L’année 2015 a été marquée par deux initiatives gouvernementales attendues en matière de couverture des zones « blanches » en téléphonie mobile. D’une part, le gouvernement a annoncé un programme de mesures du signal de téléphonie mobile pour détecter des communes en zones blanches qui auraient échappé à tout recensement antérieur (comités interministériels aux ruralités du 13 mars et du 14 septembre 2015). Cette campagne, lancée après accord entre le gouvernement et les opérateurs, doit aboutir à une installation et un raccordement de pylônes dans les communes à la charge des collectivités qui recevraient un concours financier de l’Etat.

D’autre part, la Direction générale des entreprises a engagé des concertations avec les opérateurs de téléphonie et des associations de collectivités locales autour du cahier des charges d'un appel à projets à venir visant à « équiper » 800 sites (points hauts) en couverture mobile (avec un objectif minimal en 2G) des zones touristiques et économiques non couvertes actuellement. Les collectivités lauréates de l’appel à projets (dossier présenté par un porteur de SDTAN qui établirait ses priorités s'il propose plusieurs sites) pourraient bénéficier d'un soutien de l'Etat de 30 000 € pour construire une antenne et assurer son accessibilité, son raccordement électrique, les opérateurs ayant la charge de l'équiper techniquement pour la connexion. L’équipement pourrait se faire en 2G ou THD si le nœud de raccordement en proximité le permet (un soutien complémentaire serait alors possible du plan Très Haut Débit).

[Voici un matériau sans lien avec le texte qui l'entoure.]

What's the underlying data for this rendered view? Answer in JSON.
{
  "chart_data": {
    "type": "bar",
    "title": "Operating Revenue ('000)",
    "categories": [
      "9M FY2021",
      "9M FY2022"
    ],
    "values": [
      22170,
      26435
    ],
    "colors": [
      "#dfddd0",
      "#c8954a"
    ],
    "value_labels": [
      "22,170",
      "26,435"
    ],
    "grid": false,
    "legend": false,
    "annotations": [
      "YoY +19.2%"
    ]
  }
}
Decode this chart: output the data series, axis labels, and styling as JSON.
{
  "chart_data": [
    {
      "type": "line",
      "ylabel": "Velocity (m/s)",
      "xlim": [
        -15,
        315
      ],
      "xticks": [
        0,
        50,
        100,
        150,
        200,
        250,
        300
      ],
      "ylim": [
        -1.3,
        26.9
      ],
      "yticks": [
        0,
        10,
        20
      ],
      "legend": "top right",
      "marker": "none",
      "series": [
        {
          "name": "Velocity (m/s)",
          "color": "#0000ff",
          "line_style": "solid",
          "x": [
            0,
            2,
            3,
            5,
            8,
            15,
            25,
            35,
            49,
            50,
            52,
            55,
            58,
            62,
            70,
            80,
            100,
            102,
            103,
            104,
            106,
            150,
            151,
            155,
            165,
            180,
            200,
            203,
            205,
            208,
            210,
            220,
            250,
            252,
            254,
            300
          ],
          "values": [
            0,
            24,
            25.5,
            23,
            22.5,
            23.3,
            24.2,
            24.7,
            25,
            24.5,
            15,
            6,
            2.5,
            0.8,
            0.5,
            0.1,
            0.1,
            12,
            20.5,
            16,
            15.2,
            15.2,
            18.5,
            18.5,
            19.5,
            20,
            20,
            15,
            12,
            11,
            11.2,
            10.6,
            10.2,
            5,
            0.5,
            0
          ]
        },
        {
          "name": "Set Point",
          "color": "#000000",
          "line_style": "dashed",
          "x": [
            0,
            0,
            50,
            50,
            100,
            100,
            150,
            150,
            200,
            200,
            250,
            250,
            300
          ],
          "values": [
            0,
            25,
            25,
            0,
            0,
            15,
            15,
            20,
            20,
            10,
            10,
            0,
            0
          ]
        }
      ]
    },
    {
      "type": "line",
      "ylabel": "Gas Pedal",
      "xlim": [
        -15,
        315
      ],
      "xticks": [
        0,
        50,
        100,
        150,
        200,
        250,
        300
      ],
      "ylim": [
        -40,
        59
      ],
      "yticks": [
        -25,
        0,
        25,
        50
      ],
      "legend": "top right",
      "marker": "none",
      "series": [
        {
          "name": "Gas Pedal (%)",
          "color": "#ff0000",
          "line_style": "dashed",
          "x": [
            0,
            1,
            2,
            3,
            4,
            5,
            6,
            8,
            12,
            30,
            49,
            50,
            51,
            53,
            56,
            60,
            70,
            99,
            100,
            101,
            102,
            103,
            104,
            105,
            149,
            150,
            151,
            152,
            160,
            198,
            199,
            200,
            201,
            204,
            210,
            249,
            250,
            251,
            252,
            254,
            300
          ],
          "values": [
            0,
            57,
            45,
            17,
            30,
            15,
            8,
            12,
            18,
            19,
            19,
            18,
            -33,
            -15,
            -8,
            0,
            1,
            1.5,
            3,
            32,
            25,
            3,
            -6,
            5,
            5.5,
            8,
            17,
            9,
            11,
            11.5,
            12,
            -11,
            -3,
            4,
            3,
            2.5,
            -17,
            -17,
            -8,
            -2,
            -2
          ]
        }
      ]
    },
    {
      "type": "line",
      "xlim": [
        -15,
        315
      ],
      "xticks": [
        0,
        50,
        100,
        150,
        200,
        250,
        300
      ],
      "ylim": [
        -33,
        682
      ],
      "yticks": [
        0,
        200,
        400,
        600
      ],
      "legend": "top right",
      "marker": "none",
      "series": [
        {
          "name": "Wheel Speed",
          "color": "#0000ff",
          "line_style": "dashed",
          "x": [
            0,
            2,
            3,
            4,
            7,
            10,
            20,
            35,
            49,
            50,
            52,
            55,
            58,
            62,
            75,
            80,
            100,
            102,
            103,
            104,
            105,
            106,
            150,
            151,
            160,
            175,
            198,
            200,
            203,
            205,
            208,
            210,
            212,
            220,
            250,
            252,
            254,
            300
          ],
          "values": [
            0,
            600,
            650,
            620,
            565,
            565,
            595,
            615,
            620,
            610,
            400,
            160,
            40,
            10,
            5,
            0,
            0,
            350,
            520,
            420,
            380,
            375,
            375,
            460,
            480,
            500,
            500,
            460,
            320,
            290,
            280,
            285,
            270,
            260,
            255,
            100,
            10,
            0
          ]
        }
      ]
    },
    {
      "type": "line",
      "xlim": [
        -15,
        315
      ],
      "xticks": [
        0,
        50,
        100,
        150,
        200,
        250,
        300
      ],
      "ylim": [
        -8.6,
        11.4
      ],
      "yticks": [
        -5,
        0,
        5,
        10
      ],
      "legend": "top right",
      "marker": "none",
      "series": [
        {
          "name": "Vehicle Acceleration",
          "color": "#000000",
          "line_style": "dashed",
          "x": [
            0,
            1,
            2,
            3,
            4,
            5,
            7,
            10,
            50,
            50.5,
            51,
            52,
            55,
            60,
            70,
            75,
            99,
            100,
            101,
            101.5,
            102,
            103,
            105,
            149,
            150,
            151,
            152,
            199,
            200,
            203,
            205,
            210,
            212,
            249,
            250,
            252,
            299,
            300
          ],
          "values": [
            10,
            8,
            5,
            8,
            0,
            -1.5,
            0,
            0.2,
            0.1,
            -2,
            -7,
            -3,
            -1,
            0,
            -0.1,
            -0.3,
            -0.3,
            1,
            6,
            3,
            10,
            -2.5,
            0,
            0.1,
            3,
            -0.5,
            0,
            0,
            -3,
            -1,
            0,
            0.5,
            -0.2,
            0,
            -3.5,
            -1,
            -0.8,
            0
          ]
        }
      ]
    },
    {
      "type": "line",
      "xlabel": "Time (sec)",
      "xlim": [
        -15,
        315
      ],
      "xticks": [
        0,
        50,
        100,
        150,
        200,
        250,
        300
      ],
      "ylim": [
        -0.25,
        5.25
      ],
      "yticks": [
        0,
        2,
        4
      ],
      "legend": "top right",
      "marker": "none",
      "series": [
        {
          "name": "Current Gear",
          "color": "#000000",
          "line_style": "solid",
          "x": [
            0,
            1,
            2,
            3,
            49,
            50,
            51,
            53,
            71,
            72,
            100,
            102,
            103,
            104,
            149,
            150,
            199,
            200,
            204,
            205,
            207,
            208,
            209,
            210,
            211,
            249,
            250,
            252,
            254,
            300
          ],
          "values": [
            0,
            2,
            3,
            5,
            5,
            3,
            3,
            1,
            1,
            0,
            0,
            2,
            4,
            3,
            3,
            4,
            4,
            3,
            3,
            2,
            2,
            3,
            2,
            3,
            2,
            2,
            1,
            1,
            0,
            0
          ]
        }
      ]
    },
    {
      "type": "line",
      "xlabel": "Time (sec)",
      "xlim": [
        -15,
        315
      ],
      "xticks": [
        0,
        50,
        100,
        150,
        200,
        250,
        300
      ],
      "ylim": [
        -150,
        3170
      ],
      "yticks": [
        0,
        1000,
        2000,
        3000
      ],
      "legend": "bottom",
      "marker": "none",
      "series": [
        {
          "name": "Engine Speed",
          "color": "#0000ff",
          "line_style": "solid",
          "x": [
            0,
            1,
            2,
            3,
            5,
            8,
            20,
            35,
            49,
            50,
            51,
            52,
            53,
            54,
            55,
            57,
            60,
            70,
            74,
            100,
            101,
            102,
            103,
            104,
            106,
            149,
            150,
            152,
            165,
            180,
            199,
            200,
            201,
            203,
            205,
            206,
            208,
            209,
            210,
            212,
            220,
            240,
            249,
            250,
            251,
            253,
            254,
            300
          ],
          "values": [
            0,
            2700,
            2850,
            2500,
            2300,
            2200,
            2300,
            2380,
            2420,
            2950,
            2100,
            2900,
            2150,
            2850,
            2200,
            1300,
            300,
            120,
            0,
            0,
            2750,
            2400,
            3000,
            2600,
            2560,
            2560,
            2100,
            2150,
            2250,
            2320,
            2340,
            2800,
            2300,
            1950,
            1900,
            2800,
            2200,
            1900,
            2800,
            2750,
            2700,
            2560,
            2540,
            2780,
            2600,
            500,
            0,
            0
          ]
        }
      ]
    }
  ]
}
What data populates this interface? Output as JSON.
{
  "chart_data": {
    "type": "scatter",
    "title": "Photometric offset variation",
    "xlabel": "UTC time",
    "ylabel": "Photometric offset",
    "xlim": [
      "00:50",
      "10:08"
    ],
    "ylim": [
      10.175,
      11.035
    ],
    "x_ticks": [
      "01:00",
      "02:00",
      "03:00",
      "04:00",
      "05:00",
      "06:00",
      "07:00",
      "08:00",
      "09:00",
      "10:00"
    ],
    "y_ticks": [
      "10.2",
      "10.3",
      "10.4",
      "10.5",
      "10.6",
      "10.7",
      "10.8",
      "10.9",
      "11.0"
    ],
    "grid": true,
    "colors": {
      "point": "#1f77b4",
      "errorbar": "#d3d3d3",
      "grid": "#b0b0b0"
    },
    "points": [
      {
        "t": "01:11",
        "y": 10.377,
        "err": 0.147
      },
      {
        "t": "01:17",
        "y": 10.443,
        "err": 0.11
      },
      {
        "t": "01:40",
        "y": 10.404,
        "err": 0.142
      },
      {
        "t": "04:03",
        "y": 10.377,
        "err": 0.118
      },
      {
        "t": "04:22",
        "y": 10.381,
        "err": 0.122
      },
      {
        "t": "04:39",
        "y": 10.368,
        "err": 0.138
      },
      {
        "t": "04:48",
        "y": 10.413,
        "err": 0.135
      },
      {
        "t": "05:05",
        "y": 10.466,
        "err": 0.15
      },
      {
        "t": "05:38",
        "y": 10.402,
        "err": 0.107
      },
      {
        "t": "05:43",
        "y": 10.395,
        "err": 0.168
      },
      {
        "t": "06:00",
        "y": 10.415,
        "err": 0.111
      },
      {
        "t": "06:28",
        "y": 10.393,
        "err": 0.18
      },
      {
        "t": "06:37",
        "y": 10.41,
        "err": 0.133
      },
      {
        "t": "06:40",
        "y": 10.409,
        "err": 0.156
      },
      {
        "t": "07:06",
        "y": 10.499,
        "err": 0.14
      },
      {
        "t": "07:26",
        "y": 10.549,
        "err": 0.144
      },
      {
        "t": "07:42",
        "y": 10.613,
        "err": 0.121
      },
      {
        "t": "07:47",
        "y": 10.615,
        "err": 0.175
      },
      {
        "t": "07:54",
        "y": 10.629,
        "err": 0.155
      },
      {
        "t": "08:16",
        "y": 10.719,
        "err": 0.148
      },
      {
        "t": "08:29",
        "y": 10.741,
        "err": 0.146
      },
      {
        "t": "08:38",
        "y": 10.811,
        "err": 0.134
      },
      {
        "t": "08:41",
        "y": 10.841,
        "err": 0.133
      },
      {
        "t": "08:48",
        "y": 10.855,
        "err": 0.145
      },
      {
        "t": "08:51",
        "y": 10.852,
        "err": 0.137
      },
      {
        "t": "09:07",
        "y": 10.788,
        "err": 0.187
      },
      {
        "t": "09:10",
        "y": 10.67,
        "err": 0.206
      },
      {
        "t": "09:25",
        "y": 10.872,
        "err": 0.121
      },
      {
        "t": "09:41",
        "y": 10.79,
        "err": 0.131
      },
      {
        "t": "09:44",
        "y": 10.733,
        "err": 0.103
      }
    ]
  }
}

Pour ces deux initiatives, les lignes budgétaires de l’Etat à mobiliser ne sont pas clairement identifiées. Par ailleurs, le niveau d’équipement, les modalités et le calendrier de mesurage ont fait l’objet de négociations opérateurs-Etat préalables à l’ouverture de discussion avec les collectivités locales. Ces dernières trouvent la situation très déséquilibrée puisqu’elles devront supporter l’essentiel des charges financières d’équipement pour obtenir un service minimum faible (2G) au regard des standards de communication attendu par les usagers. Ce décalage a poussé l'ADF, l’AdCF, l’ANEM, l'AMF, l'AMRF, l'APVF, l’AVICCA et France urbaine à communiquer ensemble pour réclamer une remise à plat du dispositif d’achèvement de la couverture en téléphonie mobile du territoire national.